ESTUDO

Lagostas sentem dor? Ciência aponta resposta que pode mudar a culinária

Ao testar reações a choques e o efeito de analgésico, pesquisa levanta debates sobre o manejo e a prática de cozinhar os animais ainda vivos

Um estudo publicado pela revista Scientific Reports colocou em debate uma das práticas mais comuns da culinária: cozinhar lagostas vivas. Os pesquisadores concluíram que os crustáceos sentem algo parecido com dor e descartaram a ideia dos estímulos automáticos, como reflexo. 

Cientistas da Universidade de Gotemburgo, Suécia, utilizaram 105 lagostas machos, submetidas a choques elétricos de baixa voltagem para monitorar suas reações fisiológicas e comportamentais. O principal indicador de estresse e dor observado foi a flexão rápida da cauda, resposta de fuga instintiva que ocorreu cerca de 10 vezes em 10 segundos nos animais chocados, mas que esteve ausente nos grupos de controle.

A grande sacada do estudo para descobrir se as reações eram estímulos de reflexo ou se os crustáceos sentem dor, foi utilizar dois medicamentos que utilizados por seres humanos. O anestésico local, lidocaína mostrou-se mais promissor, por não apresentar efeitos colaterais significativos nas doses testadas.

Já a injeção de aspirina, apesar de reduzir a dor, causou um aumento imediato no comportamento e elevou os níveis de lactato na hemolinfa, indicando um possivel estresse causado pela injeção ou pela própria substância.

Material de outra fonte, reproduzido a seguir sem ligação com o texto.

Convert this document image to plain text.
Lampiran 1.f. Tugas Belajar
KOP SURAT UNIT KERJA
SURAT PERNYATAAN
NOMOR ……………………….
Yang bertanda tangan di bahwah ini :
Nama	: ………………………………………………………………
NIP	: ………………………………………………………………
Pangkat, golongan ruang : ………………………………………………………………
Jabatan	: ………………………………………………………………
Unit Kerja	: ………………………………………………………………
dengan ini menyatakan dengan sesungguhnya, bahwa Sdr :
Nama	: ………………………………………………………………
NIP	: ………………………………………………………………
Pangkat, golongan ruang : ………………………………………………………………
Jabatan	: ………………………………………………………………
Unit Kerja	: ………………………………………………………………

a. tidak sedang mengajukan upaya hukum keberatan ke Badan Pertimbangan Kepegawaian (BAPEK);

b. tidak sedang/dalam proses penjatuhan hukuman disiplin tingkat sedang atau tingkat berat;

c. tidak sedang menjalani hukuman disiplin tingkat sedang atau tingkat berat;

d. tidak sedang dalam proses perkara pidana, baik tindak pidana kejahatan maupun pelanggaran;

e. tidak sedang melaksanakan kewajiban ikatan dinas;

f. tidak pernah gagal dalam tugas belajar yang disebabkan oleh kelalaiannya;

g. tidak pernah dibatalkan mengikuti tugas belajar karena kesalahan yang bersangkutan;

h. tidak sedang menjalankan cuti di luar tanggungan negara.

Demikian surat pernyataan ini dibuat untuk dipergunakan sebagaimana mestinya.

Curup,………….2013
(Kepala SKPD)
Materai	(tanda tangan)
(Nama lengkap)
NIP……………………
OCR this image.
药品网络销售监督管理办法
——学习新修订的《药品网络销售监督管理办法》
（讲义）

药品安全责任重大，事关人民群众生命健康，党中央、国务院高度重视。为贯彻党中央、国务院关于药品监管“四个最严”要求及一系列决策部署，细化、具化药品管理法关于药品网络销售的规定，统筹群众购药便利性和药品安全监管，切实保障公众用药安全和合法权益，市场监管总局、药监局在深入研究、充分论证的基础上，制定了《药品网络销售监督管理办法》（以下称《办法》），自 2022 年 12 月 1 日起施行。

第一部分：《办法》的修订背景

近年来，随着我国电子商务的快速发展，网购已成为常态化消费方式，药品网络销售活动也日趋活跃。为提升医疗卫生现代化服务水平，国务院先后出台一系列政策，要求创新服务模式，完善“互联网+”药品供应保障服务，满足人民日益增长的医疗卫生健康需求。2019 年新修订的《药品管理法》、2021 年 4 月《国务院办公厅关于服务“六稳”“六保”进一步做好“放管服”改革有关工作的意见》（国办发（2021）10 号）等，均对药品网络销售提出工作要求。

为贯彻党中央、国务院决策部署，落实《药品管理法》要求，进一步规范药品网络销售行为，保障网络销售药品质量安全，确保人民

Além do comportamento, a análise molecular mostrou que a aspirina causou a redução da expressão de genes receptores de GABA, um neurotransmissor inibitório, nos gânglios nervosos, o que pode refletir uma perturbação na atividade neuronal normal do animal.

Ambos os medicamentos foram eficazes, reduzindo o número de flexões de cauda para quase zero, indicando que as reações não são apenas reflexos. Essa modulação farmacológica é um critério crucial para definir a dor em animais, pois sugere que a resposta é mediada por vias nociceptivas.

Apesar da sensibilidade à dor ser considerada uma característica do grupo de lagosta-da-noruega, os pesquisadores alertam que os remédios podem ter efeitos diferentes dependendo da espécie. Por isso, eles recomendam que estudos futuros testem essas substâncias em outros crustáceos para garantir a segurança e a eficácia de cada tratamento.

A pesquisa surge em um momento de mudança global na percepção sobre invertebrados. Países como o Reino Unido já reconhecem os crustáceos decápodes como seres sencientes, enquanto Áustria, Noruega e Suíça proibiram a prática de ferver lagostas vivas.

Os autores do estudo destacam que os resultados fornecem uma base científica para a implementação de estratégias de bem-estar animal em protocolos de pesquisa, aquicultura e pesca. "Essas descobertas apoiam considerações de bem-estar em protocolos experimentais potencialmente prejudiciais", conclui a pesquisa, enfatizando a responsabilidade ética no manejo dessas espécies.